Já o jurista Ives Gandra Martins considera legítimo o acesso dos policiais ao celular de qualquer testemunha, mesmo que seja necessário o desbloqueio do aparelho por meio de uma senha pessoal e sem uma autorização prévia da Justiça.
“Eles (policiais) não poderiam impedir que a ação fosse filmada. Mas podem pedir acesso às imagens para saber, por exemplo, se a pessoa que gravou estava vinculada aos fatos e verificar se ela faz parte de alguma facção criminosa”, disse.

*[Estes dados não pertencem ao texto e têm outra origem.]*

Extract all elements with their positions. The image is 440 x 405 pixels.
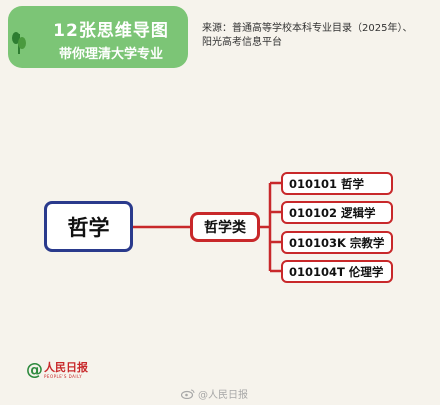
logo-text-en: PEOPLE'S DAILY — [44, 373, 83, 379]
major-name: 伦理学 — [348, 264, 384, 279]
major-name: 哲学 — [341, 176, 365, 191]
major-name: 宗教学 — [349, 235, 385, 250]
major-node: 010103K 宗教学 — [281, 231, 393, 254]
major-code: 010103K — [289, 235, 346, 250]
leaf-icon — [12, 32, 26, 54]
watermark-text: @人民日报 — [198, 390, 248, 401]
banner-subtitle: 带你理清大学专业 — [58, 47, 163, 62]
connector-category-bracket — [260, 181, 281, 273]
major-node: 010101 哲学 — [281, 172, 393, 195]
logo-at-icon: @ — [26, 360, 43, 380]
weibo-icon — [181, 389, 195, 399]
peoples-daily-logo: @ 人民日报 PEOPLE'S DAILY — [26, 360, 88, 380]
source-line-1: 来源：普通高等学校本科专业目录（2025年）、 — [202, 23, 413, 34]
mindmap-root-node: 哲学 — [44, 201, 133, 252]
major-code: 010102 — [289, 205, 338, 220]
mindmap-category-node: 哲学类 — [190, 212, 260, 242]
weibo-watermark: @人民日报 — [181, 386, 248, 401]
major-code: 010101 — [289, 176, 338, 191]
major-node: 010104T 伦理学 — [281, 260, 393, 283]
major-name: 逻辑学 — [341, 205, 376, 220]
logo-text-cn: 人民日报 — [44, 360, 88, 374]
source-note: 来源：普通高等学校本科专业目录（2025年）、 阳光高考信息平台 — [202, 22, 434, 50]
banner-title: 12张思维导图 — [53, 21, 169, 41]
major-code: 010104T — [289, 264, 345, 279]
source-line-2: 阳光高考信息平台 — [202, 37, 282, 48]
title-banner: 12张思维导图 带你理清大学专业 — [8, 6, 188, 68]
major-node: 010102 逻辑学 — [281, 201, 393, 224]
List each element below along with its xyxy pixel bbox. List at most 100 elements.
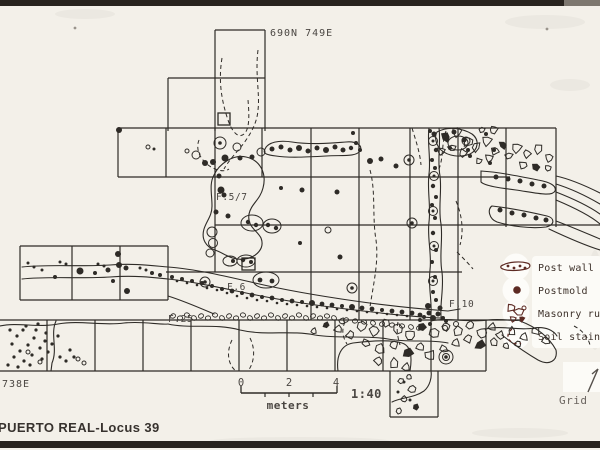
postmold-dot [24,324,28,328]
postmold-dot [26,261,30,265]
scan-smudge [55,9,115,19]
postmold-dot [431,290,435,294]
postmold-dot [26,343,30,347]
postmold-dot [278,144,284,150]
pebble [275,315,281,321]
postmold-dot [116,127,122,133]
pebble [226,313,232,319]
masonry-rubble [332,324,342,333]
postmold-dot [340,304,344,308]
open-circle [346,282,358,294]
masonry-rubble [474,339,487,349]
postmold-dot [40,268,44,272]
legend-item-label-soil-stain: Soil stain [538,332,600,343]
postmold-dot [492,148,496,152]
pebble [219,315,225,321]
open-circle [324,226,332,234]
post-wall-trench-icon-dot [518,264,522,268]
postmold-dot [444,355,448,359]
postmold-dot [150,271,154,275]
postmold-dot [314,145,320,151]
postmold-dot [180,277,184,281]
pebble [288,315,296,321]
postmold-dot [418,318,422,322]
open-circle [442,353,450,361]
postmold-dot [349,304,355,310]
masonry-rubble [523,149,533,160]
postmold-dot [16,365,20,369]
open-circle [438,349,454,365]
masonry-rubble [424,349,435,360]
masonry-rubble [451,337,460,347]
postmold-dot [430,158,434,162]
postmolds-layer [6,26,549,402]
postmold-dot [175,279,179,283]
legend-item-label-postmold: Postmold [538,286,588,297]
post-wall-trench-icon-dot [512,266,516,270]
cluster-outline [252,271,280,289]
postmold-dot [231,259,235,263]
postmold-dot [309,300,315,306]
postmold-dot [345,308,349,312]
postmold-dot [431,131,437,137]
cluster-outline [447,135,469,151]
feature-outline [50,320,57,372]
pebbles-layer [170,312,422,331]
postmold-dot [432,174,436,178]
masonry-rubble [390,356,399,369]
postmold-dot [8,328,12,332]
open-circle [453,321,459,327]
pebble [351,318,359,324]
postmold-dot [44,331,48,335]
feature-6-label: F.6 [227,282,246,293]
masonry-rubble [494,330,505,340]
soil-stain-path [342,321,348,345]
postmold-dot [497,207,503,213]
stains-layer [197,49,591,372]
postmold-dot [72,355,76,359]
feature-outline [555,175,600,194]
open-circle [75,356,81,362]
masonry-rubble-icon [512,308,525,316]
pebble [260,315,268,321]
postmold-dot [451,129,457,135]
postmold-dot [245,219,251,225]
postmold-dot [428,129,432,133]
post-wall-trench-icon-dot [523,266,527,270]
postmold-dot [237,155,243,161]
postmold-dot [468,154,472,158]
postmold-dot [260,295,264,299]
masonry-rubble [382,318,390,328]
postmold-dot [434,298,438,302]
postmold-dot [68,348,72,352]
postmold-dot [96,262,100,266]
pebble [232,315,240,321]
pebble [310,313,316,319]
postmold-dot [56,334,60,338]
postmold-dot [93,271,97,275]
soil-stain-path [456,251,474,270]
pebble [247,315,253,321]
postmold-dot [269,146,275,152]
postmold-dot [76,267,84,275]
postmold-dot [351,131,355,135]
postmold-dot [430,203,434,207]
postmold-dot [12,355,16,359]
postmold-dot [365,310,369,314]
postmold-dot [213,209,219,215]
masonry-rubble [372,356,383,367]
postmold-dot [375,311,379,315]
feature-outline [167,295,215,315]
postmold-dot [221,154,229,162]
masonry-rubble [406,374,412,380]
postmold-dot [393,163,399,169]
legend-symbol-chip [502,253,530,281]
postmold-dot [40,357,44,361]
pebble [323,313,331,319]
postmold-dot [235,294,239,298]
open-circle [429,171,439,181]
masonry-rubble [482,136,494,148]
postmold-dot [329,302,335,308]
masonry-rubble [534,144,543,156]
postmold-dot [332,144,338,150]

A BBC News Brasil questionou a Secretaria da Segurança Pública de São Paulo se foi correta a ação dos policiais de pedir a senha, desbloquear e acessar mensagens e arquivos pessoais do repórter.
Em nota, a pasta informou que “a corporação não identificou nenhum erro na abordagem, mas a Corregedoria está à disposição do repórter para o registro e apuração dos fatos”.
Em nota, a Associação Brasileira de Jornalismo Investigativo (Abraji) informou que “repudia a intimidação ao repórter Leandro Machado e a revista em seu instrumento de trabalho por parte de integrantes das polícias militar e civil de São Paulo”. O órgão disse ainda que “a liberdade e a segurança são imprescindíveis para o pleno exercício da atividade jornalística; suprimi-las remete a práticas autoritárias incompatíveis com a democracia.”
O que o policial pode e não pode fazer na abordagem?
O Conselho Estadual dos Direitos da Pessoa Humana (Condepe) criou, em 2016, uma cartilha com orientações sobre o que os policiais podem fazer durante abordagens. Um dos pontos afirma que qualquer policial pode revistar uma pessoa na rua, desde que ele suspeite de que ela tenha drogas ou armas. Porém, é necessário haver ao menos um indício que justifique essa suspeita.
De acordo com a cartilha, o policial não pode abordar uma pessoa com base em uma opinião a respeito das roupas que ela veste, por sua orientação sexual, pela cor da sua pele ou por estar numa região de periferia.
Durante uma abordagem policial, ninguém é obrigado a dizer de onde vem, para onde vai ou se tem antecedentes criminais. A pessoa, porém, deve informar seu nome completo, do pai, da mãe e a data de nascimento para que o policial possa saber o suspeito é foragido da Justiça.
Todo policial durante a abordagem deve falar seu nome, apresentar a funcional e falar para a pessoa qual o motivo da abordagem.